Speculation is the act of purchasing an asset at a low price with an intention of selling it at a higher price in order to make profit. When the house prices are expected to increase, the investors and smart people buy more houses leading to higher demand. 

Interest Rates

Interest rate is the money paid by the borrowers to the lenders for the use of the amount of loan that is borrowed. When interest rates are low, loans get cheaper and there is a little incentive for saving money in banks. In that case, people, including new buyers, prefer to buy more houses, resulting in an increase in the demand for houses. With higher rates of interest, the demand for houses decreases.

Economic Growth

Economic growth is an increase in the real GDP of a country. During economic growth, the income of households increases, which means that they have a higher purchasing power. This leads to a positive influence and an increase in the demand for houses. 

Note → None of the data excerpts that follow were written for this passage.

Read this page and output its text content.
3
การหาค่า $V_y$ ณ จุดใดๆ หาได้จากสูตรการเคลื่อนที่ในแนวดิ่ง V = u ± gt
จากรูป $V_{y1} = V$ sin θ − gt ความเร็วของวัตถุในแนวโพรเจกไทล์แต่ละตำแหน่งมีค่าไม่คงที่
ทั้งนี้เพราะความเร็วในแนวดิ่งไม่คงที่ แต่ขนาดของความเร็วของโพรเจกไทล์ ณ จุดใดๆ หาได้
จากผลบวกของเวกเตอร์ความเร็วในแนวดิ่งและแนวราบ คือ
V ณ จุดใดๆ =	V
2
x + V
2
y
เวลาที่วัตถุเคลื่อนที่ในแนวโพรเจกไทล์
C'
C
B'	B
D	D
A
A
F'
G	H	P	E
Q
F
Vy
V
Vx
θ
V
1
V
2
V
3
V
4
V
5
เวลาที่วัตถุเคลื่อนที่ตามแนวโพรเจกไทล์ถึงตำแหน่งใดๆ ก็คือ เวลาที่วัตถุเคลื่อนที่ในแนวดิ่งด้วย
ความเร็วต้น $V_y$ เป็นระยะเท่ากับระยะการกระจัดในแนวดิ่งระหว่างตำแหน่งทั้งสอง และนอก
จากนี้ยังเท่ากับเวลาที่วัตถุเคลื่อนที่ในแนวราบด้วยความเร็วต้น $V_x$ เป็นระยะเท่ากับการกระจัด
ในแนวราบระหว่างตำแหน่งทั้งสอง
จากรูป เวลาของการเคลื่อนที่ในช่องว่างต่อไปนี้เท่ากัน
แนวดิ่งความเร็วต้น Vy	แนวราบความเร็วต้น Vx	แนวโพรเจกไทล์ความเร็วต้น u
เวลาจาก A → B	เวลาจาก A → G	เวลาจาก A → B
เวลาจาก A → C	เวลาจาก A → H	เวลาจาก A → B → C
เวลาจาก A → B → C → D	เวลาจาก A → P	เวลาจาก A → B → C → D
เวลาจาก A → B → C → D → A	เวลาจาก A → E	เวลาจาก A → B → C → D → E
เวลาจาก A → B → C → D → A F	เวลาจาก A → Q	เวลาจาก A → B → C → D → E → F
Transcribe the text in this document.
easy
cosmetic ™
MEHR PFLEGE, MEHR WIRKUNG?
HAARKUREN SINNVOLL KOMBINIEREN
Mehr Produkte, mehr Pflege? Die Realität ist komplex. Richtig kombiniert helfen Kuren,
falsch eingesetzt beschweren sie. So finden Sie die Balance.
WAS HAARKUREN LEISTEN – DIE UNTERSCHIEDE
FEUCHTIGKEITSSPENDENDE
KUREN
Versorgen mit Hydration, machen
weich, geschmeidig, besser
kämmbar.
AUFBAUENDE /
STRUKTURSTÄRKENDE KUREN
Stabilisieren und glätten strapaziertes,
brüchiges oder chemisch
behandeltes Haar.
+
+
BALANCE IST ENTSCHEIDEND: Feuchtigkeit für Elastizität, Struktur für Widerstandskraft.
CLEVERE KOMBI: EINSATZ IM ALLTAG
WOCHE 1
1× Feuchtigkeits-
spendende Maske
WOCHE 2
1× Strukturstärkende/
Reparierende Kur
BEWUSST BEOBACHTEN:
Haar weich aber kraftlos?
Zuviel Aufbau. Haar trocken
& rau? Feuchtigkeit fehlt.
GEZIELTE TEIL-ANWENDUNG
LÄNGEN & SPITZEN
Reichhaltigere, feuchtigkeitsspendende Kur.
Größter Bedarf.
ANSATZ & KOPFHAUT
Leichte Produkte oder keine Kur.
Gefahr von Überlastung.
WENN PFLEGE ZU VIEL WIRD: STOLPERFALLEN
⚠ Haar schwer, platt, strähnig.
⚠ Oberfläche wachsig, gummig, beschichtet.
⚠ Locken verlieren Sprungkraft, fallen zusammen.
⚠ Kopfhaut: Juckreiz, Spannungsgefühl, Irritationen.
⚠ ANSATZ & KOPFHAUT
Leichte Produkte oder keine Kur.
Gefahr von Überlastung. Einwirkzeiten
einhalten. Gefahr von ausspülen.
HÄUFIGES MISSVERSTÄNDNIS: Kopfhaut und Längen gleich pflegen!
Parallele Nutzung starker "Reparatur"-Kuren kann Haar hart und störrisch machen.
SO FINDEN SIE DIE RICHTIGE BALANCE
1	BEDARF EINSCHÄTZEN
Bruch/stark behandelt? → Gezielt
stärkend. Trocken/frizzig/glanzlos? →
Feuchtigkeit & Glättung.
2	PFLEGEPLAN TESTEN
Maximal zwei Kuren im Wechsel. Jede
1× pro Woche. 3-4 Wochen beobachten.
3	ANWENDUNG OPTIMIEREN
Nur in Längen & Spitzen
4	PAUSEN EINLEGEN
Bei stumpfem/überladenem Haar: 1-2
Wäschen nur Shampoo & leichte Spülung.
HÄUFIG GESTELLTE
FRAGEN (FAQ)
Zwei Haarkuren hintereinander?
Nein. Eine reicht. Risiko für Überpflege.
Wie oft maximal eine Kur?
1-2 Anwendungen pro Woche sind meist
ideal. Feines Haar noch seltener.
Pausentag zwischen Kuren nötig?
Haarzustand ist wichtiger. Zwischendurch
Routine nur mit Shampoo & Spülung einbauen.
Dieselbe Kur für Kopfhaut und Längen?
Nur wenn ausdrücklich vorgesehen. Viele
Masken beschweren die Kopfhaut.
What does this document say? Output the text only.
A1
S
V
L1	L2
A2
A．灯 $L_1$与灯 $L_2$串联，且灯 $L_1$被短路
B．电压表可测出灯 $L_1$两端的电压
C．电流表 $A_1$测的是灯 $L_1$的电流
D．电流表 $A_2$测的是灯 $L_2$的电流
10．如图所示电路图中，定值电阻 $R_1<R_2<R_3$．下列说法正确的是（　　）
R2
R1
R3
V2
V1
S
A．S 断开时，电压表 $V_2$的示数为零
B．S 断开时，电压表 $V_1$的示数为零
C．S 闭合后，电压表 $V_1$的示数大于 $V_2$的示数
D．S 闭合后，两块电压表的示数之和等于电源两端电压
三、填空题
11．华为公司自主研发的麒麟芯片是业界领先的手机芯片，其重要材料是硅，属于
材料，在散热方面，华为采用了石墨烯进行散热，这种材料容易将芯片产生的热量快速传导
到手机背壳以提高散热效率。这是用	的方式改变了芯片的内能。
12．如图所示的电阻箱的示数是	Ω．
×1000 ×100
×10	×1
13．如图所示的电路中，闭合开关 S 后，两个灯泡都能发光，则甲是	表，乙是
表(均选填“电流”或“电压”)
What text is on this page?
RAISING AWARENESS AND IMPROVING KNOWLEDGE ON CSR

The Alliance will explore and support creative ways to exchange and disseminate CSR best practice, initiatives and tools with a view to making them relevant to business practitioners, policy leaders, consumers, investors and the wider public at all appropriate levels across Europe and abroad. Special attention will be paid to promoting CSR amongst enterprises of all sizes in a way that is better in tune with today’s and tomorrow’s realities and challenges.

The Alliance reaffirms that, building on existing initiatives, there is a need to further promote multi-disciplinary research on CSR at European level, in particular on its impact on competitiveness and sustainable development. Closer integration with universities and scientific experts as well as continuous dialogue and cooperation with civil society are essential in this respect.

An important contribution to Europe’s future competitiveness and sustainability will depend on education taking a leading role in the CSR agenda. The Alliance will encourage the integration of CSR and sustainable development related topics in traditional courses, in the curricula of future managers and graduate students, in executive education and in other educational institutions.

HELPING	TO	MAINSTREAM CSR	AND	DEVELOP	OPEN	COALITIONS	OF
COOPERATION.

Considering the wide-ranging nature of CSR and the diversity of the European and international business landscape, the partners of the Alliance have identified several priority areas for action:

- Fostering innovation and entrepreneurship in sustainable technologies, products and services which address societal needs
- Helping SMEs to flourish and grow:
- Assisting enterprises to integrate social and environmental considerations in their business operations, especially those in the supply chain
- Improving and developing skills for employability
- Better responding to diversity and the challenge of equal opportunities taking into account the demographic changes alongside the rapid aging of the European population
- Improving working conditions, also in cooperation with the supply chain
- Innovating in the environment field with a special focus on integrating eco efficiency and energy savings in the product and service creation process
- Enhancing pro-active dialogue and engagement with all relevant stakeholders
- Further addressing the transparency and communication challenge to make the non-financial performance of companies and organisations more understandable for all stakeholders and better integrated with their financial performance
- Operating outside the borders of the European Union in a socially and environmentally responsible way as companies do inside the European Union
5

Factors affecting the Supply of Houses

The following factors affect the supply of houses:

A diagram illustrating the factors affecting the supply of houses.

The House Price

The house price is the main factor affecting the supply of houses. An increase in the house price increases the willingness of the house owners to sell their houses because they will receive a good amount and may get the benefit of capital gains as well. Similarly, a fall in the house price means fewer people will be willing to sell their houses. 

New Buildings

The supply of houses is also affected by the number of newly constructed buildings which are available for sale. An increase in the number of new buildings will increase the supply of houses, and vice versa.

Number of Houses Selling

Another factor is the number of houses on sale. If there are more number of houses selling in a market, the supply of houses will increase, and vice versa. This is also affected by natural disasters, such as floods, earthquakes, and wind storms, which may destroy or damage the existing housing inventory on sale. This will lead to a fall in the supply of houses.

Robert Shiller on the US Housing Market

The U.S. housing market has seen years of steady growth in the house prices since 2012 (a decade-long rally), and the price hike accelerated during COVID-19 pandemic. These prices are very, very high by historical standards. Robert Shiller, a Yale University professor of economics, is not predicting a crash or boom in the US housing market, but a soft landing. The short-run fall in housing prices during late 2022 was seasonal, and such patterns can be observed during the summer and winter months. These seasonal patterns do not last long. The buyers of houses should adapt the long term approach when making investments in houses.


In conclusion, housing market is an important market in a country due to the huge monetary value of transactions involved. Just like other types of goods, house prices are also determined through the interaction of the market forces of demand and supply. Robert Shiller, case-shiller index co-founder, is known for his extensive research on the dynamics and predictions of the housing market and the stock market.